Activation of incretin receptors by their cognate agonist augments sustained cAMP generation both from the plasma membrane as well as from the endosome. To address the functional outcome of this spatiotemporal signaling, we developed a nonacylated glucagon-like peptide-1 (GLP-1) and glucose-dependent insulinotropic polypeptide (GIP) receptor dual agonist I-M-150847 that reduced receptor internalization following activation of the incretin receptors. The incretin receptor dual agonist I-M-150847 was developed by replacing the tryptophan cage of exendin-4 tyrosine substituted at the amino terminus with the C-terminal undecapeptide sequence of oxyntomodulin that placed lysine 30 of I-M-150847 in frame with the corresponding lysine residue of GIP. The peptide I-M-150847 is a partial agonist of GLP-1R and GIPR; however, the receptors, upon activation by I-M-150847, undergo reduced internalization that promotes agonist-mediated iterative cAMP signaling and augments glucose-stimulated insulin exocytosis in pancreatic β cells. Chronic administration of I-M-150847 improved glycemic control, enhanced insulin sensitivity, and provided profound weight loss in diet-induced obese (DIO) mice.
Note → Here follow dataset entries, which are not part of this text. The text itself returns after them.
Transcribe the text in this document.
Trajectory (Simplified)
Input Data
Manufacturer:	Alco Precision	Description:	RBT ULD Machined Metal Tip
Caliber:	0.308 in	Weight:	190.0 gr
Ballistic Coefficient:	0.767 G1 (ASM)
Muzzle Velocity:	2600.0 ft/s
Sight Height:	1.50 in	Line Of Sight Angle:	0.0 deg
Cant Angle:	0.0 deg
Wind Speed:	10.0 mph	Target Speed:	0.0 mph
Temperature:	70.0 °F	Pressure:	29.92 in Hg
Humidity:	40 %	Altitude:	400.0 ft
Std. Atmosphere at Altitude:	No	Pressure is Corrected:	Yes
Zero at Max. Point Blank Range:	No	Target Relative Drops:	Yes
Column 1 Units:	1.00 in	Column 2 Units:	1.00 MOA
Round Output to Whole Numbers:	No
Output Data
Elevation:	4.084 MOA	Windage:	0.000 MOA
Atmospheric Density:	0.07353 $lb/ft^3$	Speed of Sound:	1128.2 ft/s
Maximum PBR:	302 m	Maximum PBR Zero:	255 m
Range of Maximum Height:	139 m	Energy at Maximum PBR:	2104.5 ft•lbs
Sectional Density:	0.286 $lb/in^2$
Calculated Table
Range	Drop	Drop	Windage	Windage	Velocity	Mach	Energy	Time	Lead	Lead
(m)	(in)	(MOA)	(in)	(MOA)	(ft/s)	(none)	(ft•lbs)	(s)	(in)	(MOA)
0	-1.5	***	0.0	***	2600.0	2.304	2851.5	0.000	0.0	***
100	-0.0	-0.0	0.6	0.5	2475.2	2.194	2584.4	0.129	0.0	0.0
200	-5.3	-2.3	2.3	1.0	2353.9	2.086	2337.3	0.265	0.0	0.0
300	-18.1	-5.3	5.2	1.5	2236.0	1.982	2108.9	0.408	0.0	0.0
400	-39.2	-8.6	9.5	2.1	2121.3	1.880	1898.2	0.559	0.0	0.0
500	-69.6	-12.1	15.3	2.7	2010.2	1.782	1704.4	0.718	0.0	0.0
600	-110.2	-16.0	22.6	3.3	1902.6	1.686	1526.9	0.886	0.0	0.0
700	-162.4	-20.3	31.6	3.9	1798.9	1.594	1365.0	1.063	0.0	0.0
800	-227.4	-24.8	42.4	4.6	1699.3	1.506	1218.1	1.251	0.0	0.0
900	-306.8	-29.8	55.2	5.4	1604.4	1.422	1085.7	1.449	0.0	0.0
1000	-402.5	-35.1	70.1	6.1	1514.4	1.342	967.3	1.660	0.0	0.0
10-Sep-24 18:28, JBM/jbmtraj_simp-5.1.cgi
Our results demonstrated that despite being a partial agonist, I-M-150847, by reducing the receptor internalization upon activation, enhanced the incretin effect and reversed obesity.NEW & NOTEWORTHY Replacement of the tryptophan cage (Trp-cage) with the C-terminal oxyntomodulin undecapeptide along with the tyrosine substitution at the amino terminus converts the selective glucagon-like peptide-1 receptor (GLP-1R) agonist exendin-4 to a novel GLP-1R and GIPR dual agonist I-M-150847. Reduced internalization of incretin receptors upon activation by the GLP-1R and GIPR dual agonist I-M-150847 promotes iterative receptor signaling that enhances the incretin effect and reverses obesity.

Keywords: GIPR; GLP-1R; obesity; single-molecule dual agonists; type 2 diabetes.